- mow the lawn
- wash the dog
- mop the kitchen floor
- replace the battery in the smoke detector
- vacuum the stairs
- cook dinner
- unload the dishwasher
- reload the dishwasher
- write an email
In fact, xkcd had a wonderful webcomic on this very subject today.
Click the link above if the image in the blog is too small to read.
Essentially, I've got a lot of balloons in the air right now and I'm just trying to make sure I hold onto the most important ones.
I'm not much of one for making lists. I primarily shoot from the hip and figure if I forgot something important, I'll remember it later.
Which leads my to our prenatal class. Aren't I just the best at segues?
Saturday we went to our prenatal class. Now, we had the option to go to four two-hour seminars or just get the whole thing wrapped up in one eight-hour birthing extravaganza. I'm a guy who likes to rip off the band-aid in one fell swoop. Thankfully, I married a woman who is also a fan of the approach.
We got there on time -- thanks to Em getting us out the door -- and we were the first ones there other than the instructor. She was nice enough. Not quite as crunchy-granola-breath-patchouli-wearing as I might have expected, but seemed rather low-key and the right energy for a bunch of people embarking on bringing their first child into the world.
The class itself (consisting of five other couples other than us) looked about as engaged as a class of Seniors the last week before graduation.
Em's had books all around the house for some time and we've watched a number of documentaries, so much of the information was already familiar. The instructor tried her damnedest to get the class engaged, but they just wouldn't budge.
The class is conducted in the basement of the Birthing Center. So the layout looks like this:
|Le expertly rendered birthing center|
I was just getting bored enough to start making a list in my head of all the stuff I need to get done before the baby gets here when the sounds started. It began as a low moan but suddenly rose to a fever pitched scream. I imagine the woman in the birthing suite immediately above our heads looked something like this:
|Bloodcurdling, thy name is|
...at least that's what she sounded like. Suddenly unable to focus on my list making, my attention turned to the instructor. She noticed the screams (of course she noticed them. The woman was screaming bloody murder. What I mean to say is that she acknowledged the screams) and thought that putting a movie on and turning the volume up might help to drown out the woman upstairs.
The screams definitely went against everything the instructor had been preaching...thinking of yourself "opening like a flower" and having the "power of a contraction wrap around you" and the "counter-productivity of the act of screaming" itself.
The video she chose to put on was this one.
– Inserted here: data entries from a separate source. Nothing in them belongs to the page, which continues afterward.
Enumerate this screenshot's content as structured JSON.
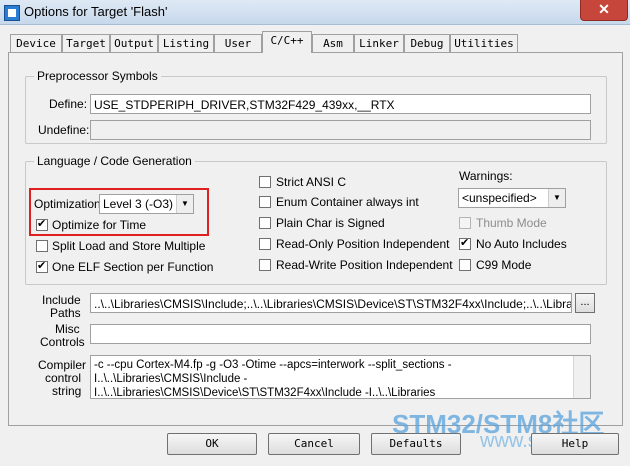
{
  "window": {
    "title": "Options for Target 'Flash'",
    "close_glyph": "✕"
  },
  "tabs": [
    {
      "label": "Device"
    },
    {
      "label": "Target"
    },
    {
      "label": "Output"
    },
    {
      "label": "Listing"
    },
    {
      "label": "User"
    },
    {
      "label": "C/C++",
      "active": true
    },
    {
      "label": "Asm"
    },
    {
      "label": "Linker"
    },
    {
      "label": "Debug"
    },
    {
      "label": "Utilities"
    }
  ],
  "preprocessor": {
    "group_label": "Preprocessor Symbols",
    "define_label": "Define:",
    "define_value": "USE_STDPERIPH_DRIVER,STM32F429_439xx,__RTX",
    "undefine_label": "Undefine:",
    "undefine_value": ""
  },
  "language": {
    "group_label": "Language / Code Generation",
    "optimization_label": "Optimization:",
    "optimization_value": "Level 3 (-O3)",
    "optimize_for_time": "Optimize for Time",
    "split_load_store": "Split Load and Store Multiple",
    "one_elf_section": "One ELF Section per Function",
    "strict_ansi_c": "Strict ANSI C",
    "enum_container": "Enum Container always int",
    "plain_char_signed": "Plain Char is Signed",
    "ro_position_independent": "Read-Only Position Independent",
    "rw_position_independent": "Read-Write Position Independent",
    "warnings_label": "Warnings:",
    "warnings_value": "<unspecified>",
    "thumb_mode": "Thumb Mode",
    "no_auto_includes": "No Auto Includes",
    "c99_mode": "C99 Mode"
  },
  "paths": {
    "include_label_1": "Include",
    "include_label_2": "Paths",
    "include_value": "..\\..\\Libraries\\CMSIS\\Include;..\\..\\Libraries\\CMSIS\\Device\\ST\\STM32F4xx\\Include;..\\..\\Libraries\\S",
    "browse_label": "...",
    "misc_label_1": "Misc",
    "misc_label_2": "Controls",
    "misc_value": "",
    "compiler_label_1": "Compiler",
    "compiler_label_2": "control",
    "compiler_label_3": "string",
    "compiler_line_1": "-c --cpu Cortex-M4.fp -g -O3 -Otime --apcs=interwork --split_sections -I..\\..\\Libraries\\CMSIS\\Include -",
    "compiler_line_2": "I..\\..\\Libraries\\CMSIS\\Device\\ST\\STM32F4xx\\Include -I..\\..\\Libraries"
  },
  "buttons": {
    "ok": "OK",
    "cancel": "Cancel",
    "defaults": "Defaults",
    "help": "Help"
  },
  "watermark": {
    "line1": "STM32/STM8社区",
    "line2": "www.stmcu.org"
  },
  "colors": {
    "highlight": "#e02020",
    "accent": "#2b7cd3"
  }
}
CAUTION: BEFORE YOU CLICK THIS LINK TAKE A MINUTE AND CONSIDER THAT THESE ARE WOMEN GIVING BIRTH. IN A SQUATTING POSITION. IT'S CRAZY GRAPHIC. SO DON'T CLICK IT UNLESS YOU WANT TO SEE FOOTAGE OF WOMEN GIVING BIRTH. IN THE SQUATTING POSITION. OH, AND IF I WASN'T PERFECTLY CLEAR IN THE PREVIOUS CAPS LOCK TEXT, THIS IS CLEARLY NOT SAFE FOR WORK. AS WOMEN ARE GIVING BIRTH. IN THE SQUATTING POSITION.
|Actual. Statue. Used. In. Movie.|
Yes, that's the real title of the movie. The cliff-notes version (of the 10 minute film) is this: a bunch of women give birth in the squatting position. As the title would imply. But what blows your mind, is that there are rarely doctors present. Mind you, this was filmed in 1979, and it was shot in Brazil as a anthropological piece. But the babies are born, perfectly fine, without anyone catching them -- they land on a soft bed and the moms pick them up like nothing happened.
For those of you not wanting/willing/able to watch the video the children come out slowly at first and then, the minute the shoulders clear, they...well...it's kind of like this:
|And BOOM goes the baby|
After the first six times, you get kind of used to it. I did lean over to Em at one point and mention that they should probably have some kind of bumpers set up so the child doesn't overshoot the landing, but at one point I looked at the guy closest to the TV (we were sat in a semi-circle) and this was the face he was making:
Which was unfortunate for him, as his wife was 36 weeks pregnant. I think I'm a pretty bad procrastinator, but if you have no idea what's about to happen to your wife, you'd probably benefit from taking some time to acclimate to the idea.
After the video was done, she let us go for lunch.
Nope, not kidding. Fifteen babies born in the squatting position and then off to get some grub.
The rest of the class in the afternoon was pretty tame. They took us through some relaxation and pain management techniques and then let us know the rules and regs of birth at the center. Probably the most important thing I walked away from the class with was knowing it's probably best of install the rear-facing infant car seat before the day your child enters the world.
Which is yet another thing to add to my ever growing list.